Soon, the debate over solar power will truly begin.
One constitutional amendment is being reviewed by the state Supreme Court today, and a competing amendment is waiting in the wings.
Should the amendments past muster legally, and if they both meet petition requirements, it will eventually be up to voters to decide on Florida's solar direction.
And what are the voters' choices? Either move forward or stand still.
Admittedly, that's a scaled-down assessment of the two proposals. Sort of like saying McDonald's has hamburgers and KFC has chicken. It may not be a perfect description, but it's pretty close to reality.
So here's what the two groups are actually proposing:
Floridians for Solar Choice: They want to make solar power available for purchase from someone other than a utility company. Theoretically, this would make solar energy more accessible because manufacturers pay for the necessary equipment, and the consumer buys power from them through an agreed-upon rate.
Consumers for Smart Solar: They want the status quo to be reaffirmed in the state's Constitution, i.e. only utility companies can sell energy.
Now, you might be asking yourself, why do we need a constitutional amendment that doesn't change anything? Good question. The answer is we don't.
Even if you're not a fan of solar energy, or you don't like the idea of solar companies selling energy directly to businesses and consumers, you need only vote against the "choice" amendment and you've already struck a blow for the status quo.
But the state's power companies are so dead set against the idea of people getting solar power from someone else, they aren't willing to risk a simple thumbs-up or thumbs-down vote. They've put their considerable heft behind the competing amendment, even if it does nothing other than to confuse potential voters.
Former state legislator Dick Batchelor, co-chair of Consumers for Smart Solar, recently took part in a solar debate at a Florida Association of Counties conference. I asked him afterward whether his amendment was a reaction to the "choice" proposal.
"Yes, it is, we're not trying to hide from that," he said. "We think it's a bad amendment."
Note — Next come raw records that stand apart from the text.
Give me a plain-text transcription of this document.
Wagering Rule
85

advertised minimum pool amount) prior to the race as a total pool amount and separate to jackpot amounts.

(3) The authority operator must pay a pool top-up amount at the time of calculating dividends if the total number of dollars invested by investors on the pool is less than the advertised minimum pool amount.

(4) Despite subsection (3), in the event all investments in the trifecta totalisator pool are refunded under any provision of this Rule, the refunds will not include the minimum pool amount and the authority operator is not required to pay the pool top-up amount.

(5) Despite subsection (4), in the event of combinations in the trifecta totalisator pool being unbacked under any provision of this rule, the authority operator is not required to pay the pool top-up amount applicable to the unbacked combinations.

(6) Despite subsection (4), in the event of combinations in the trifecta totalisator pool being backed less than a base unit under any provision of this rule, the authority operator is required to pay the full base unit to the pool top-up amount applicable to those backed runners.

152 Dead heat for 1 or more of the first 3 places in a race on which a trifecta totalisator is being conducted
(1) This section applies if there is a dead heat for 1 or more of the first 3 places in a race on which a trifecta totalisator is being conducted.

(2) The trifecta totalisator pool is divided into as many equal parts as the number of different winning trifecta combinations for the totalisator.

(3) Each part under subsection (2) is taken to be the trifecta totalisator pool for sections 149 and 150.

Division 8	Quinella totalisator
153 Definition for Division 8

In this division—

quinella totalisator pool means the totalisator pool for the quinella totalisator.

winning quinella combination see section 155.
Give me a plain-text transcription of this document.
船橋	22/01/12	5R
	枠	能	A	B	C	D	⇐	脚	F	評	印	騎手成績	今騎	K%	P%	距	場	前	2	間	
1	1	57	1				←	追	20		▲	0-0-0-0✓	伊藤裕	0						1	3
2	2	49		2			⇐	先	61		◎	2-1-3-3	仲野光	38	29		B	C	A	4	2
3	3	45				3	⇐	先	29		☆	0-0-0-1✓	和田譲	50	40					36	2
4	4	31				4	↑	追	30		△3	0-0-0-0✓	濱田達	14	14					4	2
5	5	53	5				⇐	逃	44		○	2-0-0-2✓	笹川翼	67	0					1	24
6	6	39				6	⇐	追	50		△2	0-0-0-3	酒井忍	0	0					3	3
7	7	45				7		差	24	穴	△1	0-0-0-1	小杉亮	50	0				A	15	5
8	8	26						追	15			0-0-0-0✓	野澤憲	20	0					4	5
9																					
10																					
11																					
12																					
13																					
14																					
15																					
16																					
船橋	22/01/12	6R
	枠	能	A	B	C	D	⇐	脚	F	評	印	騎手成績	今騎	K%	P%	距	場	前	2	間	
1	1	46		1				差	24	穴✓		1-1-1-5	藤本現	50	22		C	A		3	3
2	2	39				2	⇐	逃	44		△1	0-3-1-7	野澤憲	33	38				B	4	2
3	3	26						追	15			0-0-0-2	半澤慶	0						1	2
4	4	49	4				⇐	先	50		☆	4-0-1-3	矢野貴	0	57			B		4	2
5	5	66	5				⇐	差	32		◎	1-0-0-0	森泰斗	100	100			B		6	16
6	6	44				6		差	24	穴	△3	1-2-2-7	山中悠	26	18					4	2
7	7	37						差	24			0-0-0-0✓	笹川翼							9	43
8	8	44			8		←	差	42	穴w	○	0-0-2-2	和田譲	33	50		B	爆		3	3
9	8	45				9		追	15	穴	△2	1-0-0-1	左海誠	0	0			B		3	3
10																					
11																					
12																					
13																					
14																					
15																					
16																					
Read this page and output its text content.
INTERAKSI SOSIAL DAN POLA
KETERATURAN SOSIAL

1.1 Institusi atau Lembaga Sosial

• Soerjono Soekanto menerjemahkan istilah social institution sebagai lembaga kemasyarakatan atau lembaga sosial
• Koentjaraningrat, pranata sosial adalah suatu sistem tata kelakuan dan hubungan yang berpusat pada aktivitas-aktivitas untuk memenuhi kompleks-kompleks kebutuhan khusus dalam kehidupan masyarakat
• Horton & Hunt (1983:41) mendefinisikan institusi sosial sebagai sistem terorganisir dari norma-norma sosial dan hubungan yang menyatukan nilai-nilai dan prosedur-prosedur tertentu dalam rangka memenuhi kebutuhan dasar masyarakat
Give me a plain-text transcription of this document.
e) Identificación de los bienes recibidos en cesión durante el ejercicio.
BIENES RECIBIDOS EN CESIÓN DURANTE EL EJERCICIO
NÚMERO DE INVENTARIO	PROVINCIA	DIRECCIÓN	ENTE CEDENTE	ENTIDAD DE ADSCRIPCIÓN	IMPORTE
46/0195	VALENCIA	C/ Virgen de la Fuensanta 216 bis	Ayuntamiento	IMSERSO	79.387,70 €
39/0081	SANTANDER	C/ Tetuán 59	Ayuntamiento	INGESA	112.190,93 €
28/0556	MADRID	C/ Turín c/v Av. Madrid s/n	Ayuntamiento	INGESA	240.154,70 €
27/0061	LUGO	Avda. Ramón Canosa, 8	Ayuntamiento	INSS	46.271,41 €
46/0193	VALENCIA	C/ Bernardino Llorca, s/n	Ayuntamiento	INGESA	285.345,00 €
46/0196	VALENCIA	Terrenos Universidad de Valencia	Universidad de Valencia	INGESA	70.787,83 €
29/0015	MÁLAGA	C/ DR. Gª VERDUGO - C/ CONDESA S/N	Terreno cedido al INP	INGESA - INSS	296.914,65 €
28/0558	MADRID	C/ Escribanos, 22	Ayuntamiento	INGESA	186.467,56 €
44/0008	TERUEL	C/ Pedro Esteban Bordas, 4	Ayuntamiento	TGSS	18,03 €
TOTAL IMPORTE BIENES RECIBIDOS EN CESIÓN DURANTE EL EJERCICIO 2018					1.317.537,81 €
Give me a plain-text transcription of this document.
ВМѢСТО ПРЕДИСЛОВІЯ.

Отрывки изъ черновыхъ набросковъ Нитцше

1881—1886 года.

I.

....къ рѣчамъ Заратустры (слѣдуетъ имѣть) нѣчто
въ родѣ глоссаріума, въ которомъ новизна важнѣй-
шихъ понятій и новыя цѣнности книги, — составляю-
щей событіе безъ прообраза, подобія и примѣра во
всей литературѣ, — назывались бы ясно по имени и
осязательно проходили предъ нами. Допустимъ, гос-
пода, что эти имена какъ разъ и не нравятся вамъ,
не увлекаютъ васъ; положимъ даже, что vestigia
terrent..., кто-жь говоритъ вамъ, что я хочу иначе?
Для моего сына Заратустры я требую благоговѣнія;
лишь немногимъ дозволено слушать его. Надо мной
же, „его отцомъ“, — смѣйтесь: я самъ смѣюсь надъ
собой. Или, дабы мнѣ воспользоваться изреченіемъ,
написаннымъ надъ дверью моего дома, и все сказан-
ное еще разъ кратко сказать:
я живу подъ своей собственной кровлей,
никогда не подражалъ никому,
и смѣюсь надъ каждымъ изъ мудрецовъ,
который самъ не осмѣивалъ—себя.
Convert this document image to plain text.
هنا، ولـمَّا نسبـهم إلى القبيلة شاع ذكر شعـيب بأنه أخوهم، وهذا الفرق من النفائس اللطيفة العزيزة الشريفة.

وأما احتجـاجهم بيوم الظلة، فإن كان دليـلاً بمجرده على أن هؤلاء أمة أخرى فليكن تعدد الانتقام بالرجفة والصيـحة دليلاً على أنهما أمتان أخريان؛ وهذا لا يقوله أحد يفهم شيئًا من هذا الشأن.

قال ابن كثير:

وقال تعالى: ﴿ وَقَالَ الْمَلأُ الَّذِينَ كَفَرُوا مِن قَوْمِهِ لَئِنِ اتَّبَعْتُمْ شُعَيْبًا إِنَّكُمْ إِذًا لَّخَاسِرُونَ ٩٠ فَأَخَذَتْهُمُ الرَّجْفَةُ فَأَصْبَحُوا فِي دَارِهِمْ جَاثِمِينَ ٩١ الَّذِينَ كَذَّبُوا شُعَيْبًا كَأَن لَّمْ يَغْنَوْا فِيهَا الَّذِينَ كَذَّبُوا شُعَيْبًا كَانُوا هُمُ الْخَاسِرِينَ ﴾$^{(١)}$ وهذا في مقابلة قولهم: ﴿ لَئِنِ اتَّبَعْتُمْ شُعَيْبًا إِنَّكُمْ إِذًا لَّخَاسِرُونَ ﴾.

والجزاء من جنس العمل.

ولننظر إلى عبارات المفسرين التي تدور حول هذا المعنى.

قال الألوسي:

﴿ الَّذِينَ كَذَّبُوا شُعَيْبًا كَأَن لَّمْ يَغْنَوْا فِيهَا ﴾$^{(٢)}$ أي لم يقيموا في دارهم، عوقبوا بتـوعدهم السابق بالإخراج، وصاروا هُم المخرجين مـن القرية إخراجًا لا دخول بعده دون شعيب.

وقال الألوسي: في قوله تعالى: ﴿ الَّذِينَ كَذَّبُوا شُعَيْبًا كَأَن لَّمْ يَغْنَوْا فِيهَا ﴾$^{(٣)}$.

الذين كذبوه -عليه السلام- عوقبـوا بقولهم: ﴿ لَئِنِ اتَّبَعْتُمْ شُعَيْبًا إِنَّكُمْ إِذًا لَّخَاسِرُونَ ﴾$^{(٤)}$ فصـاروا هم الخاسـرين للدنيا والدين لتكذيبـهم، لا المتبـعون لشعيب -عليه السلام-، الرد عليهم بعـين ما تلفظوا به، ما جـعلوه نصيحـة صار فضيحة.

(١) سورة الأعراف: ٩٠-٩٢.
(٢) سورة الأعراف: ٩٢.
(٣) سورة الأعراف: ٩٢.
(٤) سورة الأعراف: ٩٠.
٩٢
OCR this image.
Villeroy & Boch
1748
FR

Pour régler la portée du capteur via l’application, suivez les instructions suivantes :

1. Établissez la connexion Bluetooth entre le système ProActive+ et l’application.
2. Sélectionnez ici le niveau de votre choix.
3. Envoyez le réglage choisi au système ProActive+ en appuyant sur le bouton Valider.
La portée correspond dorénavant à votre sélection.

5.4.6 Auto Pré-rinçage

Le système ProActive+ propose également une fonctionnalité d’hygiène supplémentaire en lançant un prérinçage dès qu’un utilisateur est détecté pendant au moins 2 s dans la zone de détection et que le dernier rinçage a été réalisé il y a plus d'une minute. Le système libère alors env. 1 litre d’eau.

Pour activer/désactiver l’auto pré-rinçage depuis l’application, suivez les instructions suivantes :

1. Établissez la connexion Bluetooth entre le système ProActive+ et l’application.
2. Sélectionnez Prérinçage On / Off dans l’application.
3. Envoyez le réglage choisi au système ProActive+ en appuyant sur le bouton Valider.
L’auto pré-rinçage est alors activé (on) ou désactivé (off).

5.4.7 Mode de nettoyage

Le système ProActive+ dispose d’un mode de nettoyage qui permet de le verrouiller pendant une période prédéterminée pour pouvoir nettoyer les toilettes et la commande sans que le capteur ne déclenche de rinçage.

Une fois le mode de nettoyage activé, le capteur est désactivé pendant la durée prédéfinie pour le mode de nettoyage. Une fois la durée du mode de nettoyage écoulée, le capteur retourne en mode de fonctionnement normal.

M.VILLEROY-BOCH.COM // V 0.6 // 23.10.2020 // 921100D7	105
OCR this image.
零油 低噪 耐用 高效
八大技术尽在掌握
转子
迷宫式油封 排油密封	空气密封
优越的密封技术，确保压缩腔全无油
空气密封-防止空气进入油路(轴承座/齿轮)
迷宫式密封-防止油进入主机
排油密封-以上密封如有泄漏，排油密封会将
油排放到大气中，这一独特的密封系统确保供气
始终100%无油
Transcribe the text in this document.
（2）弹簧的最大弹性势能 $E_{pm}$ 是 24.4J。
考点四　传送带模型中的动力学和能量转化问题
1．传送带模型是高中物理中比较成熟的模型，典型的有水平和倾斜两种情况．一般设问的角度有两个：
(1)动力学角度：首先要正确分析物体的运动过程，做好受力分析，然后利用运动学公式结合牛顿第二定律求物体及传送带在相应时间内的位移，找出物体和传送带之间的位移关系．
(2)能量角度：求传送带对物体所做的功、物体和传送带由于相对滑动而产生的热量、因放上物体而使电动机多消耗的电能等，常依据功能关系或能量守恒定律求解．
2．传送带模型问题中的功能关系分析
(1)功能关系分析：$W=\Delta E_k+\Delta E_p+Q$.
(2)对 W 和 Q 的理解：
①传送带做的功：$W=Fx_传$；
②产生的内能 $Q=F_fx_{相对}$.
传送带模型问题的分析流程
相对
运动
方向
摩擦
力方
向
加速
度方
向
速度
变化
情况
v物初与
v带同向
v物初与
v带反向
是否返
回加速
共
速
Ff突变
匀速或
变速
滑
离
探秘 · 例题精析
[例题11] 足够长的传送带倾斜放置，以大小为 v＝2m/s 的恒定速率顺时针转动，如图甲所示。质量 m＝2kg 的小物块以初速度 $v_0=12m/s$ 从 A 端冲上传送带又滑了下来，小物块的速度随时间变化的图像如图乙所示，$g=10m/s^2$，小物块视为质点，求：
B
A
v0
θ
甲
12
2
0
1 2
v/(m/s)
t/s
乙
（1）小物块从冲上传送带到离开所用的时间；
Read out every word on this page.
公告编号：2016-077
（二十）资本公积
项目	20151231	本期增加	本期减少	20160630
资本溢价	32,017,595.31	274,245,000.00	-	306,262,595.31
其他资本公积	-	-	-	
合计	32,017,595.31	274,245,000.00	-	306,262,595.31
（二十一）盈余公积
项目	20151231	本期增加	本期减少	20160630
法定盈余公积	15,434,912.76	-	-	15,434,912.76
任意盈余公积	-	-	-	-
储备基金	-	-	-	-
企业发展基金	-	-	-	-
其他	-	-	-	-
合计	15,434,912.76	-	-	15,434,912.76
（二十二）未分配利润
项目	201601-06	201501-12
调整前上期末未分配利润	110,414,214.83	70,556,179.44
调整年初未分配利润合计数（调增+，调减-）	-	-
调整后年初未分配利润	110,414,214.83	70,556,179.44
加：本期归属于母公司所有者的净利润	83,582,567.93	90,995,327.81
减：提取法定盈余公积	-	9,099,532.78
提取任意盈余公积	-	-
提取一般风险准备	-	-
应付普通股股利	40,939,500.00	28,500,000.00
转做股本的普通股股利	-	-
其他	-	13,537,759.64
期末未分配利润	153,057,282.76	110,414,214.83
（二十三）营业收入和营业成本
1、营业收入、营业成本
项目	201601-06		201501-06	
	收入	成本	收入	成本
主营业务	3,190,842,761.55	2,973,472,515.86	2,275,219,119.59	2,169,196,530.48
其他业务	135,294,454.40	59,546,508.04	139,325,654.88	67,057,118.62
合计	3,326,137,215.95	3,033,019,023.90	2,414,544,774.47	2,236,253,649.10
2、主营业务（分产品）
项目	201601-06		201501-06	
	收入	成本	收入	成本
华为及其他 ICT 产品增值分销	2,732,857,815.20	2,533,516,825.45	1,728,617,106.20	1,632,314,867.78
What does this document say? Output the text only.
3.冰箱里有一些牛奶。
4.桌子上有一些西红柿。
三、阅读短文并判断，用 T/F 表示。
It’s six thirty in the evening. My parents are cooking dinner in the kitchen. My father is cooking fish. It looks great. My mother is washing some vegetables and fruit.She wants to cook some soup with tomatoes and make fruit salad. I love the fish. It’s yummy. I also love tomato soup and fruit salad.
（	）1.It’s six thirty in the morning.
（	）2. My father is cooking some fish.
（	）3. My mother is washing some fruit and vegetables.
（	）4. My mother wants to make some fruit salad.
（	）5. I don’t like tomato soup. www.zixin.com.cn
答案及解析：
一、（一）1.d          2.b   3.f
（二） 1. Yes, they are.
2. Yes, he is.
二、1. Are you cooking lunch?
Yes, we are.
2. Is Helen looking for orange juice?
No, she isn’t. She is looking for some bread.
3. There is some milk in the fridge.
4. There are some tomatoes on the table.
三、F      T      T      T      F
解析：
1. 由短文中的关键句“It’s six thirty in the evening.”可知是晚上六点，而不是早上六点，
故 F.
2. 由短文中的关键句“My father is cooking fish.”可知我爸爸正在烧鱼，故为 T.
Batchelor's argument is that the "choice" amendment favors solar companies more than consumers. He also says energy laws do not belong in the Constitution.
He's right about that last point. The problem is our leaders in Tallahassee have virtually ignored the rise of solar power as an increasingly inexpensive energy source. That's why Florida lags behind so many states in solar production.
"I understand the frustration with the Legislature. We all have encountered that at times," Batchelor said. "But that's the process we have."
Unfortunately, it's a flawed process because too many of our legislators act like paid shills for the electric companies. And the result is you — the consumer, the taxpayer, the voter — are getting royally scammed by power companies that profit off more expensive energy-producing sources.
So, yes, tacking a solar energy amendment onto the Constitution is not ideal. And you may well have questions about all the implications involved.
On the other hand, anything so vociferously opposed by utilities companies and their ethically challenged floozies in the Legislature can't be all bad.